Не то чтобы мы были закадычными друзьями, но почему-то всегда рядом: в школу, на занятия планерного кружка, в клуб, в кино. Покрутишь динамку полчаса и можешь сидеть бесплатно в сладковатой полутьме зала.

Потом он уехал из Малютина, сказал: «Нужен диплом». А я после десятого класса поступил в мединститут. Затем была ординатура в Киеве и неожиданный вызов в наркомат: собирайтесь в Берлин, в клинику профессора Нимеера. Вы у нас единственный, кто отлично знает немецкий…

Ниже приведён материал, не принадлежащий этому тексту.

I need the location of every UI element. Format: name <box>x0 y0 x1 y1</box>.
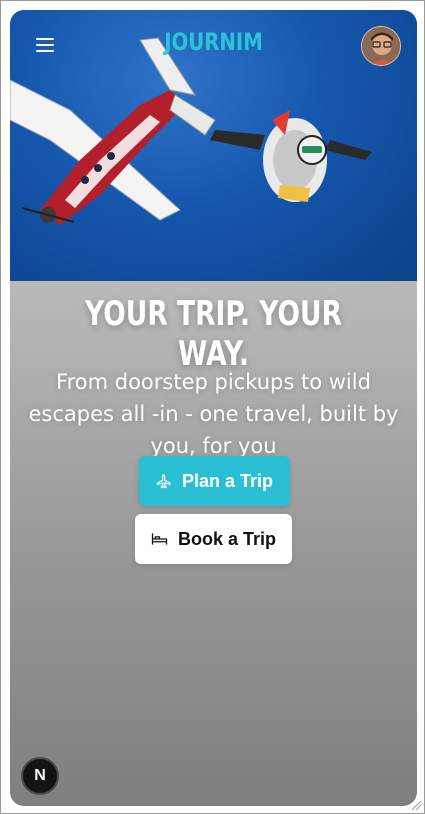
browser-frame: JOURNIM YOUR TRIP. YOUR WAY. From doorst… <box>0 0 425 814</box>
dev-tools-badge[interactable]: N <box>21 757 59 795</box>
hero-headline: YOUR TRIP. YOUR WAY. <box>84 294 343 374</box>
hero-subheadline: From doorstep pickups to wild escapes al… <box>28 370 399 458</box>
plan-trip-button[interactable]: Plan a Trip <box>139 456 290 506</box>
plan-trip-label: Plan a Trip <box>181 470 274 491</box>
bed-icon <box>151 533 168 545</box>
book-trip-button[interactable]: Book a Trip <box>135 514 292 564</box>
brand-logo[interactable]: JOURNIM <box>47 28 381 56</box>
book-trip-label: Book a Trip <box>177 528 276 549</box>
top-navigation-bar: JOURNIM <box>10 10 417 80</box>
skydiver-graphic <box>210 110 372 202</box>
dev-tools-badge-label: N <box>34 767 46 784</box>
app-screen: JOURNIM YOUR TRIP. YOUR WAY. From doorst… <box>10 10 417 806</box>
resize-grip-icon[interactable] <box>410 799 422 811</box>
airplane-icon <box>156 474 171 489</box>
avatar-face-icon <box>362 27 400 65</box>
user-avatar[interactable] <box>361 26 401 66</box>
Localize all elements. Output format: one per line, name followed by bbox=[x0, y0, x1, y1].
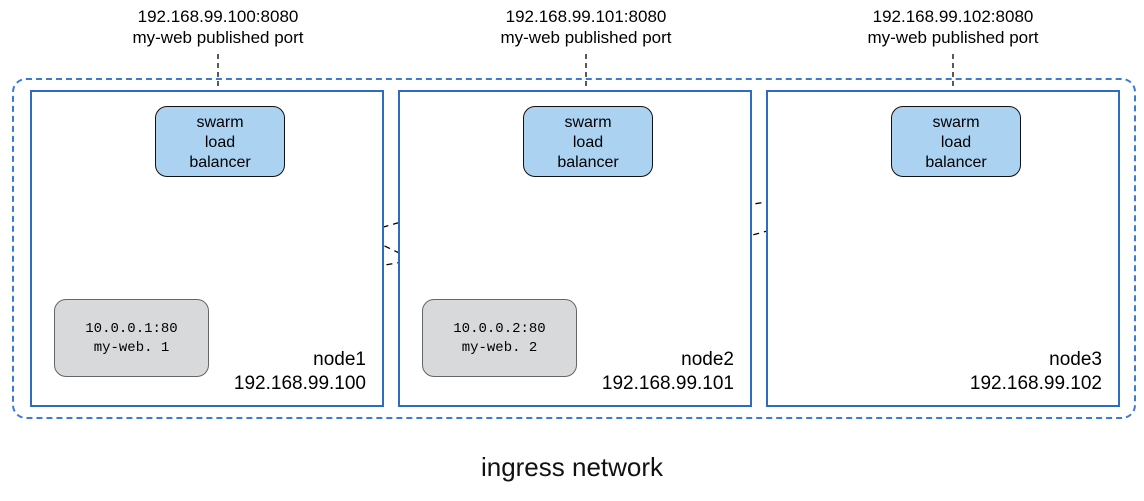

Демонстрации нацистов на Унтер-ден-Линден, натянутая улыбка моей хозяйки фрау Киршнер, тихий шепот: «Господин Молотов принял в Москве господина Риббентропа. Русские и немцы всегда были добрыми соседями. Еще Мольтке говорил, чтобы мы не враждовали с русскими. Поздравляю вас, господин Богуш». А ночами на узких берлинских улочках трепыхание факельных огней, нестройные крики подвыпивших штурмовиков, барабанная дробь, одуряющее, бессмысленное, фанатичное: «Хайль!.. Хайль!.. Хайль!..» По вечерам в доме фрау Киршнер безудержное веселье молодых парней со свастикой на рукавах, здесь им все дозволено, они тут господа, хозяйка запятнана каким-то дальним родством с депутатом-коммунистом, и ей пришлось отсидеть три года в концлагере. Поэтому к ней полное пренебрежение. Меня, советского врача, парни называют «герр доктор» и довольно бесцеремонно пытаются втянуть в политические разговоры. Как я отношусь к войне Германии с англосаксонскими плутократами? Сочувствуют ли в России освободительной миссии фюрера? Нет ли у меня желания оставить им свой домашний адрес? Все может случиться. Мы — близкие соседи, как говорит фрау Киршнер. Хозяйка тихонько плачет в своей комнатке, я выхожу в коридор, и тут она всовывает мне в руку телеграмму: «Вас отзывают домой, герр доктор. Будьте счастливы!»